Exxonvaldezoilspill Essay Research Paper The Exxon Valdez

Exxon_valdez_oil_spill Essay, Research Paper

The Exxon Valdez oil tanker left the Trans Alaska Pipeline terminal at 9:12 PM March 23, 1989. The Exxon Valdez was the companies second newest tanker, it was 987 feet long and was carrying 53,094,510 gallons of crude oil. It’s destination, Long Beach California.

William Murphy, an expert ship’s pilot had been hired to steer the ship through the Valdez Narrows. Joe Hazelwood, the captain, and helmsman Harry Claar were also in the wheel house. Claar was steering. After successfully guiding the ship through the Valdez Narrows, Murphy left the vessel and Captain Hazelwood took over the wheel house. There were icebergs in the shipping lanes, so Captain Hazelwood ordered Claar to steer the Exxon Valdez out of the shipping lanes to go around the icebergs. He then handed over control of the wheel house to the third mate, Gregory Cousins, with specific instructions to return the ship back into the shipping lanes when the tanker reached a certain point. Claar was then replaced by Helmsman Robert Kagan. Cousins and Kagan failed to make the turn back into the shipping lanes at the point the captain had indicated. The mistake was noticed too late and at 12:04 AM the ship ran aground on Bligh Reef.

This accident can be attributed almost wholly to human error. The Valdez Narrows had been being used for 12 years and there had been more than 12,000 successful trips through the narrows. The crew of the Exxon Valdez had gotten slothful. Third Mate Cousins was suppose to have been relieved as he had been on duty for 6 hours and awake for the past 18 hours, but instead of waking the Second Mate for the midnight-4 shift he continued on duty himself. Cousins was also the only officer on the bridge which was against company rules. The Captain had been seen at a bar during the day and admitted to having some alcoholic drinks, but he has always claimed he was not drunk, even though traces of alcohol was found in his blood several hours after the accident.

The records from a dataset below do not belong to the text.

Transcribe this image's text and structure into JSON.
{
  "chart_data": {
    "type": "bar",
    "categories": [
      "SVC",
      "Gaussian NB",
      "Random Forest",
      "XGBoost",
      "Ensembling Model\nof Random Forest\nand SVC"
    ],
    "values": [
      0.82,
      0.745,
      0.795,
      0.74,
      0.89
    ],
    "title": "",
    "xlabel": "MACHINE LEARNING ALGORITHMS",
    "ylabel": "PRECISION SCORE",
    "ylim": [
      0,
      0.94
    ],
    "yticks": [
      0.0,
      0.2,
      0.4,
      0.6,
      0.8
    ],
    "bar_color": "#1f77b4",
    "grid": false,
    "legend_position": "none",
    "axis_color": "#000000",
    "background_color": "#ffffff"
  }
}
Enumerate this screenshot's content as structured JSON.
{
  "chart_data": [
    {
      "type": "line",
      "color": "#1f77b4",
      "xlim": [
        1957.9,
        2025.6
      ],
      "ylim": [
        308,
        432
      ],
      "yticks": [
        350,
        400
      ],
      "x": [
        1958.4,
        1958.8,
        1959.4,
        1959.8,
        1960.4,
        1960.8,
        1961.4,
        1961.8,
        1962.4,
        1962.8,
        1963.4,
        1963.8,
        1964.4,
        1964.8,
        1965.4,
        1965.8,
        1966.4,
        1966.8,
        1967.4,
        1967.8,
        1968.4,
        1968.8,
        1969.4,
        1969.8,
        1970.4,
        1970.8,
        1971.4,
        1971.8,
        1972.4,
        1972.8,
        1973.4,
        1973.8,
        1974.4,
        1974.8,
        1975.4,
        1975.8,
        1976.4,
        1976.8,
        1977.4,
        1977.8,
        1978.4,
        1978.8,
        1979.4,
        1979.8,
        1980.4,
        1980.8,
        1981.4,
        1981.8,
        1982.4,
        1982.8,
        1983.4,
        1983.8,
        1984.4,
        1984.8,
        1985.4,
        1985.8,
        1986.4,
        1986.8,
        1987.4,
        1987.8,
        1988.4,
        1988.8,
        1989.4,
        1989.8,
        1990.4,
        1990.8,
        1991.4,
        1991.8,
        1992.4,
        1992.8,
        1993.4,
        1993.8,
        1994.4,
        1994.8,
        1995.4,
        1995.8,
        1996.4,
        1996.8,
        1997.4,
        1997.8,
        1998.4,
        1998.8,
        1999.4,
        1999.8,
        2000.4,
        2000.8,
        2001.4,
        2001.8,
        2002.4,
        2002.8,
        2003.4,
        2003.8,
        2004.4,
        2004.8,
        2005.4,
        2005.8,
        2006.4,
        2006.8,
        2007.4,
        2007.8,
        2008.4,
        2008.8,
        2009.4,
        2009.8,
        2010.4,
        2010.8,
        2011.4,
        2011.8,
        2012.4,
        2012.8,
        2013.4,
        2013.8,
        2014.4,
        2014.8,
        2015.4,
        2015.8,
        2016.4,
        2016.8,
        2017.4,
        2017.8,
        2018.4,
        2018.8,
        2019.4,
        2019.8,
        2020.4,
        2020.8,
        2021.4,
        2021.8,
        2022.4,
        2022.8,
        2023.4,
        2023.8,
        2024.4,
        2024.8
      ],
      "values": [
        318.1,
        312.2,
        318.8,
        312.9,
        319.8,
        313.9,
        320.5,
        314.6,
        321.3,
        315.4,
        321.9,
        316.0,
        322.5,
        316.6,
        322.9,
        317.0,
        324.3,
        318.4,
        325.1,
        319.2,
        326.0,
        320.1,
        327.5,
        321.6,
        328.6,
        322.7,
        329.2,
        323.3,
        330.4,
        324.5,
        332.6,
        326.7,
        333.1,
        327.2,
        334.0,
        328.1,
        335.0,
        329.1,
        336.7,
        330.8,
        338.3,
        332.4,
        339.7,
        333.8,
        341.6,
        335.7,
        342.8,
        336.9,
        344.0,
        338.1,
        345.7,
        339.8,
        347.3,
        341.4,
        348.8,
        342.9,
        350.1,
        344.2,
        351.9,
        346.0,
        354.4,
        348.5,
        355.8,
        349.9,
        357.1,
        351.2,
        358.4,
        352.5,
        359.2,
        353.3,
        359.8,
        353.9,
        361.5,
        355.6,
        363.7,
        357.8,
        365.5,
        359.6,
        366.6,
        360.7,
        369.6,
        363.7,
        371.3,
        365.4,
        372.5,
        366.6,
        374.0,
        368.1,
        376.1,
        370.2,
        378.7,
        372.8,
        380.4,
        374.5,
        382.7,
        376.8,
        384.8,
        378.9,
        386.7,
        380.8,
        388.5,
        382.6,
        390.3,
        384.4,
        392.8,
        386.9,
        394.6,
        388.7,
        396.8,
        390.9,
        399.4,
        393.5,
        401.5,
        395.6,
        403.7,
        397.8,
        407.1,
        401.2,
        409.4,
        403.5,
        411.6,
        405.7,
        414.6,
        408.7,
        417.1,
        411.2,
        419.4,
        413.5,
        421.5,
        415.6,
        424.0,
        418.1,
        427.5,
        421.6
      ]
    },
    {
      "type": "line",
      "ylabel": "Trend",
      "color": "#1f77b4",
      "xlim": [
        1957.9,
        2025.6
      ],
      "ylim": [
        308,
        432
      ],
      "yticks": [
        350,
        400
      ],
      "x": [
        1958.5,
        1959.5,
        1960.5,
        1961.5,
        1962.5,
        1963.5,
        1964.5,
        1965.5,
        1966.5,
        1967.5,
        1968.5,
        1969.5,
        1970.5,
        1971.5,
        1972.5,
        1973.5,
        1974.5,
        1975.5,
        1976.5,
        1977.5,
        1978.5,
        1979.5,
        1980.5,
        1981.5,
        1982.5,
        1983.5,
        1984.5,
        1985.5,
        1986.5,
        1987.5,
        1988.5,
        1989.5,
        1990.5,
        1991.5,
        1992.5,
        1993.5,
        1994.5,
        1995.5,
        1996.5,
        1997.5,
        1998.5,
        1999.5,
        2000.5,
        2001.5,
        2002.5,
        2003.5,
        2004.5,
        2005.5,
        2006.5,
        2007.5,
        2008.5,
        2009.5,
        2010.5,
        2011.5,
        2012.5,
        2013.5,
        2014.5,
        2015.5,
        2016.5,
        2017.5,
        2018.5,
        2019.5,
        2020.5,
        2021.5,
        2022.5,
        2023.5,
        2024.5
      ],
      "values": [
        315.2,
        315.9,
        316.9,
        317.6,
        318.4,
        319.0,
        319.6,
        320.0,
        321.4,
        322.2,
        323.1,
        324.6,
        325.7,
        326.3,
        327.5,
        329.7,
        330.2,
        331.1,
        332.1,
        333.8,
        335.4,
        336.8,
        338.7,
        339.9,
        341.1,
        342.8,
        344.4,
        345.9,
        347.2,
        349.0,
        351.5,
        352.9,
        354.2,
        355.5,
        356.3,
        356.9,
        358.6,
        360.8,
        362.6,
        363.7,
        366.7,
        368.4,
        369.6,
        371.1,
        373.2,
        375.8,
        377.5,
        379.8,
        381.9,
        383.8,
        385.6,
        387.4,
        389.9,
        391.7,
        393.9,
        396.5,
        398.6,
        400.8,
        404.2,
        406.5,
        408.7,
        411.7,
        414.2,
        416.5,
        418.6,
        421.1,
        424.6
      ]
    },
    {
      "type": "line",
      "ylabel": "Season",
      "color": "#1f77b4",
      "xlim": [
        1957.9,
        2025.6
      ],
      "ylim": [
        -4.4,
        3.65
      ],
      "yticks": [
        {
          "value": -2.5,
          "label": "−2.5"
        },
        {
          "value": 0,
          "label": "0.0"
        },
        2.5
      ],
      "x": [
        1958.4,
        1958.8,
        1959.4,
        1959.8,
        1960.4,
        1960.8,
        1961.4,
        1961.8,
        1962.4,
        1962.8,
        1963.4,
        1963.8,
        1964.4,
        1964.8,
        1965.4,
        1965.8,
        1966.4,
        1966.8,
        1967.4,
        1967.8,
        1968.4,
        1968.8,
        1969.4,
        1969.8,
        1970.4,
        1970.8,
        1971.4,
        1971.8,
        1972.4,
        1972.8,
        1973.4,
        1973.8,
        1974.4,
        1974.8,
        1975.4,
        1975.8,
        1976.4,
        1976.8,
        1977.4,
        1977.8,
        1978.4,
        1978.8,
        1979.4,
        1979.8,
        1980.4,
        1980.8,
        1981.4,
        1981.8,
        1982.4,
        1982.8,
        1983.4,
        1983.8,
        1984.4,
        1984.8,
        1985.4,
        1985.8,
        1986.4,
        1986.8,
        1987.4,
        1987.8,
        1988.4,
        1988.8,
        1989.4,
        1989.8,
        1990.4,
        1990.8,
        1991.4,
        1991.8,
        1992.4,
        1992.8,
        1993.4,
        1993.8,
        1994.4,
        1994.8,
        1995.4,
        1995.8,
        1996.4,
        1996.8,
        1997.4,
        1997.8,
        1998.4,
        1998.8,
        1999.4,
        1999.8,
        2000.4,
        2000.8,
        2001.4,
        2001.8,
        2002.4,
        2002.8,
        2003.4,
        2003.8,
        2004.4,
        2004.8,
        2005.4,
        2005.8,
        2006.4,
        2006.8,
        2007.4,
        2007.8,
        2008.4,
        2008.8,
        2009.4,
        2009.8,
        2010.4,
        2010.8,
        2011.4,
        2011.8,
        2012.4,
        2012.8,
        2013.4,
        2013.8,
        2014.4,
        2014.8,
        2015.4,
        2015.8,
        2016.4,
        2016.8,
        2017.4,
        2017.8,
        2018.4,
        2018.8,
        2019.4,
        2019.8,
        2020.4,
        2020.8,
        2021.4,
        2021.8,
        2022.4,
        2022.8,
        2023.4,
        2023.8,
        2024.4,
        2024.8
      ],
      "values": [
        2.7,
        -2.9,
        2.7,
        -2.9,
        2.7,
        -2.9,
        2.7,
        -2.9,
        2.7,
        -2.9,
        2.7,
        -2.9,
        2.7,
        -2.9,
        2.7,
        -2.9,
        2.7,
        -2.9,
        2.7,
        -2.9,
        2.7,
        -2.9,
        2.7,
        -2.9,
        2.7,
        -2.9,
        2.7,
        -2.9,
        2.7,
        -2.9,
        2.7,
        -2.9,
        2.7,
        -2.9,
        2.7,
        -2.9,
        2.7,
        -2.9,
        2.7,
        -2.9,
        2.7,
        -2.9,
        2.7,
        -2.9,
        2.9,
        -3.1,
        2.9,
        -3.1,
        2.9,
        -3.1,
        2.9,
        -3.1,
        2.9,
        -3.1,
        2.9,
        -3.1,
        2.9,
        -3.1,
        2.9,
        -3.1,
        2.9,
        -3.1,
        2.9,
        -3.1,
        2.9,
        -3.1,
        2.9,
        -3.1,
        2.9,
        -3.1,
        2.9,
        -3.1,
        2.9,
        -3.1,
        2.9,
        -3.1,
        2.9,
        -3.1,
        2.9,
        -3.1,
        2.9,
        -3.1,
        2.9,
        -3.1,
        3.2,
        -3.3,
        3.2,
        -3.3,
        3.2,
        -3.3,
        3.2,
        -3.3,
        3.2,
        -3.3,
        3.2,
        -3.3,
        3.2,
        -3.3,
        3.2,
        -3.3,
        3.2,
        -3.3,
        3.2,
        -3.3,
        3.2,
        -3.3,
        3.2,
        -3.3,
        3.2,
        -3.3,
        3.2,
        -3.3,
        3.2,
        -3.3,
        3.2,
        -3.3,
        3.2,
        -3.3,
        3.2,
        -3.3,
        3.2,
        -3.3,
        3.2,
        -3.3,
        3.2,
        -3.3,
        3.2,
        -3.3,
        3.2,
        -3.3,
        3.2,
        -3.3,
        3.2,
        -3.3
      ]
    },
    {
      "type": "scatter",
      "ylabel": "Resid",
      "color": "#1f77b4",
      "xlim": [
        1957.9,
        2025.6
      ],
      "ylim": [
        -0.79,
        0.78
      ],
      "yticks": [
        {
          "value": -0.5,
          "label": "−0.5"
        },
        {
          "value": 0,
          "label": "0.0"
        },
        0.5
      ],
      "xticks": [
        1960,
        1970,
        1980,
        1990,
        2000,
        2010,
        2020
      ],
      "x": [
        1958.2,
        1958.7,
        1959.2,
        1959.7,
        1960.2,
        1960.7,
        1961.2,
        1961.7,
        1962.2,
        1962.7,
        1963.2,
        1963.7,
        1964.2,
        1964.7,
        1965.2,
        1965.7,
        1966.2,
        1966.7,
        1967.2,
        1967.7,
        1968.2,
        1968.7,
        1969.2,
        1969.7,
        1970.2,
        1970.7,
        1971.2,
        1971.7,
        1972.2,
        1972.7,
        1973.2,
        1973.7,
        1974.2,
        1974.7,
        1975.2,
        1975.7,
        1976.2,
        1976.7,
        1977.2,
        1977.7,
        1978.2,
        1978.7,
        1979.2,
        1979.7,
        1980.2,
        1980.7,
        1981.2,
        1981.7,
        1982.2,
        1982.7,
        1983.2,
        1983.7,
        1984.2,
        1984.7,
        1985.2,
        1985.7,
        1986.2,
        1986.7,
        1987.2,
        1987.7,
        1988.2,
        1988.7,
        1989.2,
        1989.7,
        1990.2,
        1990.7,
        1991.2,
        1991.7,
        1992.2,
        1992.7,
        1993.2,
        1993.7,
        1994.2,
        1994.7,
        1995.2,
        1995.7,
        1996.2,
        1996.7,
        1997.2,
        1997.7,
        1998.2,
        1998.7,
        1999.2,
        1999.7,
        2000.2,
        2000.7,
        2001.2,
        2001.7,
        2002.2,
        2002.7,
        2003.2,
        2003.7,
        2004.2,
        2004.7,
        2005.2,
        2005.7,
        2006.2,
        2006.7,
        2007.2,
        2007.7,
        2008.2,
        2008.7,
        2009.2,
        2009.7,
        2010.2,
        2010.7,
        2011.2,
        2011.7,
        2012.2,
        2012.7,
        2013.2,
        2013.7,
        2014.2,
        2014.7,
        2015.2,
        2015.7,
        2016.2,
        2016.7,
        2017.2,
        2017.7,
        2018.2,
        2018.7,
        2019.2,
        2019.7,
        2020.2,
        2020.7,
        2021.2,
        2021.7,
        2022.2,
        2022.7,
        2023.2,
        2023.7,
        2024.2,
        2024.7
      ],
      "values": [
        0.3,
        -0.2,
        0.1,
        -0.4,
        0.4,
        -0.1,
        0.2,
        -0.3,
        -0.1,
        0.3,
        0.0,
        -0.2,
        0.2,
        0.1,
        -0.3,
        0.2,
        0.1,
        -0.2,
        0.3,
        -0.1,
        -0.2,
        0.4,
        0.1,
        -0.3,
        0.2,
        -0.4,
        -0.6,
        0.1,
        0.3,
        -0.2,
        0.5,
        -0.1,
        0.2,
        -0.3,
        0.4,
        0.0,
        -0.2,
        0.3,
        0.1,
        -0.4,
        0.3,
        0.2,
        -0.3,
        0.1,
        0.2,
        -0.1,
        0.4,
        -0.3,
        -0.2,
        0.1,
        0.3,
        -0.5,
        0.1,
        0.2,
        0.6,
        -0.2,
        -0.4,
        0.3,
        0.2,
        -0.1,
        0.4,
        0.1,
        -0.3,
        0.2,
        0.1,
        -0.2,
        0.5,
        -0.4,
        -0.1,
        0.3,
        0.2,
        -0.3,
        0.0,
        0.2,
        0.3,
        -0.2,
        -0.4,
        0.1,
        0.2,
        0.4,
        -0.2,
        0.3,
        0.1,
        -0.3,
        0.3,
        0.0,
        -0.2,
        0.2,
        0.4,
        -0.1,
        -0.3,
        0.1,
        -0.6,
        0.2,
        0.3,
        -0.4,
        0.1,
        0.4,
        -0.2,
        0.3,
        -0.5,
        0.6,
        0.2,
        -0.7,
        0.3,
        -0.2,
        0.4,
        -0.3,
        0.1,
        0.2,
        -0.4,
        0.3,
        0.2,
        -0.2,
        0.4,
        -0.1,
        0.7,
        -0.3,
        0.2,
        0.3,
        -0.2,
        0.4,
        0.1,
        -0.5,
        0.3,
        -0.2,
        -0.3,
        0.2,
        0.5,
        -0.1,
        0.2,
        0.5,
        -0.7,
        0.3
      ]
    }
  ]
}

The result of their carelessness was what has been called the worst oil spill ever in regards to damage to the environment. when the Exxon Valdez hit the reef, eight cargo tanks and two ballast tanks ruptured spilling 10.8 million gallons of crude oil into the sea. In comparison 10.8 million gallons is enough to fill 125 olimpic-sized swimming pools. The Exxon Valdez is the largest and most damaging oil spill in the United States. Over 1300 miles of shoreline was impacted and even today some of those solitary beaches remain oiled. From Blight reef where the Exxon Valdez ran aground, the oil spill stretched 470 miles (see maps). Wildlife in the area was dramatically reduced and most wildlife populations in the area have not recovered even today. It is estimated that 250,000 seabirds, 2,800 sea otters, 300 harbor seals, 250 bald eagles, 22 killer whales, and billions of salmon and herring eggs were killed. These are just some of the 23 species that were injured by the spill.

The cleanup effort, at its peak time, included approximately 10,000 workers, around 1,000 boats and about 100 airplanes and helicopters. Hundreds of people lined up along the beaches and sprayed the oil into the sea. During the first months they used scalding hot water, as it worked better to move the oil. It was discovered that the hot water was killing all of the small life on the beach and was doing more harm than good. Cold water was used thereafter. Once the oil was back in the sea it would be collected in several layers of booms using boats and barges. It was then either sucked up, scooped out, or sopped up using special oil-absorbing materiel. Many beaches were sprinkled with a special type of bacteria that eat the hydrocarbons found in oil. This method was successful on those beaches with lesser amounts of oil. Some chemicals and solvents were used also, but mainly for the birds and other wildlife. Hundreds of thousands of birds, mammals, and fish died as a result of the Exxon Valdez spill. Oil would get in fur and feathers, destroying the insulation and allowing for water to soak in. Once a birds feathers were soaked with oil and water, it could not fly because of the added weight. The birds would then either clean their feathers, dying from the poison oil they ate, or die in the water either from hypothermia or starvation. Not all of the damage was apparent. Eating small amounts of oil would affect animals in such ways as damaging the liver or causing blindness. This mades the handicapped creature incapable of competing for its own food. Oil also affects animals in non-deadly ways such as damaging reproduction. A professional crew and scores of volunteers set up a cleaning facility and recovery facility for sickly animals. Dawn dishwashing detergent was the main cleaning agent for the animals.